A: They’re not scams, but the title “reverse mortgage” is a little confusing, I think. The product — FHA (which calls it a Home Equity Conversion Mortgage) and Financial Freedom are big providers — is really a loan from the bank available to people age 62 and older.

It’s a loan where the bank gives you the money in dribs and drabs, and the loan is repaid under a couple of different circumstances, usually when the house is sold because the borrower/homeowner moves or dies.

So essentially what you’re doing with this product is drawing down your own equity.

If you die, then you’re simply leaving that much less to your estate, which is why I think of “reverse mortgages” as “screw-your-kids mortgages.”

Now many of you will argue that your children are grown and have their own jobs, and don’t need any more of an inheritance.

But what if you move?

Then, with this product, you’ve basically drained away your own equity. Let’s take the scenario, for example, that you planned to finish out your golden years in your current home, but instead you break a hip and need assisted living. When you sell your place, you won’t get a big chunk of cash to help you make the move because of the reverse mortgage.

If you can live with that scenario, then a “reverse mortgage” might not be a bad thing. You can get money out as regular payments (like passing “Go” in Monopoly”), or as a line of credit (like you would with a conventional Home Equity Line of Credit) or some combination of the two.

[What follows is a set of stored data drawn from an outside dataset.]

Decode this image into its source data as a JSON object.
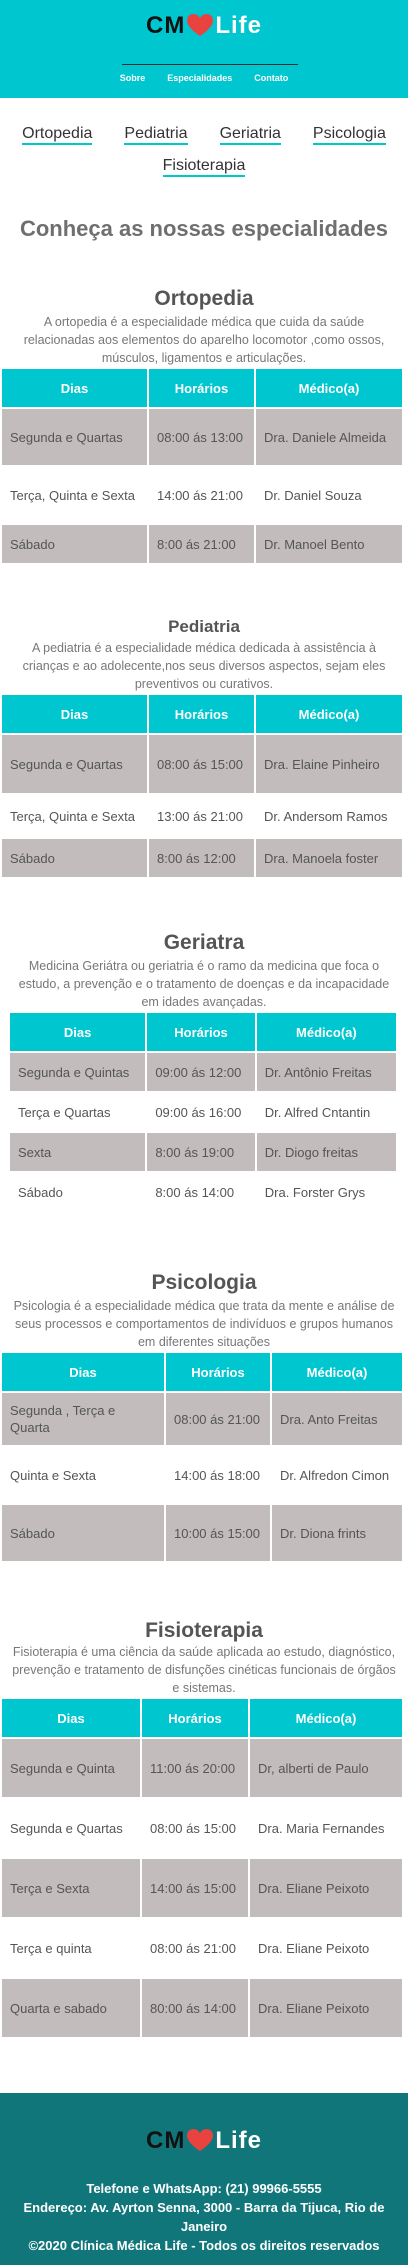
{
  "header": {
    "logo_left": "CM",
    "logo_right": "Life",
    "nav": [
      "Sobre",
      "Especialidades",
      "Contato"
    ]
  },
  "specialty_links": [
    "Ortopedia",
    "Pediatria",
    "Geriatria",
    "Psicologia",
    "Fisioterapia"
  ],
  "main_title": "Conheça as nossas especialidades",
  "table_headers": [
    "Dias",
    "Horários",
    "Médico(a)"
  ],
  "sections": [
    {
      "title": "Ortopedia",
      "description": "A ortopedia é a especialidade médica que cuida da saúde relacionadas aos elementos do aparelho locomotor ,como ossos, músculos, ligamentos e articulações.",
      "rows": [
        [
          "Segunda e Quartas",
          "08:00 ás 13:00",
          "Dra. Daniele Almeida"
        ],
        [
          "Terça, Quinta e Sexta",
          "14:00 ás 21:00",
          "Dr. Daniel Souza"
        ],
        [
          "Sábado",
          "8:00 ás 21:00",
          "Dr. Manoel Bento"
        ]
      ]
    },
    {
      "title": "Pediatria",
      "description": "A pediatria é a especialidade médica dedicada à assistência à crianças e ao adolecente,nos seus diversos aspectos, sejam eles preventivos ou curativos.",
      "rows": [
        [
          "Segunda e Quartas",
          "08:00 ás 15:00",
          "Dra. Elaine Pinheiro"
        ],
        [
          "Terça, Quinta e Sexta",
          "13:00 ás 21:00",
          "Dr. Andersom Ramos"
        ],
        [
          "Sábado",
          "8:00 ás 12:00",
          "Dra. Manoela foster"
        ]
      ]
    },
    {
      "title": "Geriatra",
      "description": "Medicina Geriátra ou geriatria é o ramo da medicina que foca o estudo, a prevenção e o tratamento de doenças e da incapacidade em idades avançadas.",
      "rows": [
        [
          "Segunda e Quintas",
          "09:00 ás 12:00",
          "Dr. Antônio Freitas"
        ],
        [
          "Terça e Quartas",
          "09:00 ás 16:00",
          "Dr. Alfred Cntantin"
        ],
        [
          "Sexta",
          "8:00 ás 19:00",
          "Dr. Diogo freitas"
        ],
        [
          "Sábado",
          "8:00 ás 14:00",
          "Dra. Forster Grys"
        ]
      ]
    },
    {
      "title": "Psicologia",
      "description": "Psicologia é a especialidade médica que trata da mente e análise de seus processos e comportamentos de indivíduos e grupos humanos em diferentes situações",
      "rows": [
        [
          "Segunda , Terça e Quarta",
          "08:00 ás 21:00",
          "Dra. Anto Freitas"
        ],
        [
          "Quinta e Sexta",
          "14:00 ás 18:00",
          "Dr. Alfredon Cimon"
        ],
        [
          "Sábado",
          "10:00 ás 15:00",
          "Dr. Diona frints"
        ]
      ]
    },
    {
      "title": "Fisioterapia",
      "description": "Fisioterapia é uma ciência da saúde aplicada ao estudo, diagnóstico, prevenção e tratamento de disfunções cinéticas funcionais de órgãos e sistemas.",
      "rows": [
        [
          "Segunda e Quinta",
          "11:00 ás 20:00",
          "Dr, alberti de Paulo"
        ],
        [
          "Segunda e Quartas",
          "08:00 ás 15:00",
          "Dra. Maria Fernandes"
        ],
        [
          "Terça e Sexta",
          "14:00 ás 15:00",
          "Dra. Eliane Peixoto"
        ],
        [
          "Terça e quinta",
          "08:00 ás 21:00",
          "Dra. Eliane Peixoto"
        ],
        [
          "Quarta e sabado",
          "80:00 ás 14:00",
          "Dra. Eliane Peixoto"
        ]
      ]
    }
  ],
  "footer": {
    "phone": "Telefone e WhatsApp: (21) 99966-5555",
    "address": "Endereço: Av. Ayrton Senna, 3000 - Barra da Tijuca, Rio de Janeiro",
    "copyright": "©2020 Clínica Médica Life - Todos os direitos reservados"
  },
  "colors": {
    "accent": "#00c6cf",
    "row_shade": "#c2bcbc",
    "footer_bg": "#11767a",
    "heart": "#e8433f"
  }
}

Other important reverse mortgage facts:

  • A reverse mortgage is not a free pass — to continue our Monopoly analogy, it’s not free parking. You still have to pay your heating bills and property taxes. Don’t keep up with the latter, and your loan comes due.
  • You can’t outlive your loan. You borrow an amount based on your home’s equity and your life expectancy — but if you live longer than that and you’re still in the house, you keep getting payments from the bank. (So the product essentially becomes a screw-the-lender mortgage).
  • Don’t reverse mortgage Tara. As you can see from the bullet point above, if your heirs sell the house when you die, they will have to pay back the value of your home, but not the value of the extra payments. However, if your heirs want to keep the beloved family homestead, then they must pay back the value of the home plus the extra payments.
  • Just like other loans there are still closing costs involved, such as origination, document prep, flood certification. In “Out of Cash; Six Ways to Know if a Reverse Mortgage Will Help,” Moneywatch’s Kathy Kristof notes that as much of 2 percent of the loan value can go towards insurance fees — that’s a hefty $12,510 on a $625,500 loan. A long list of possible fees is here, courtesy of NRMLA, the National Reverse Mortgage Lenders’ Association, the industry’s trade association.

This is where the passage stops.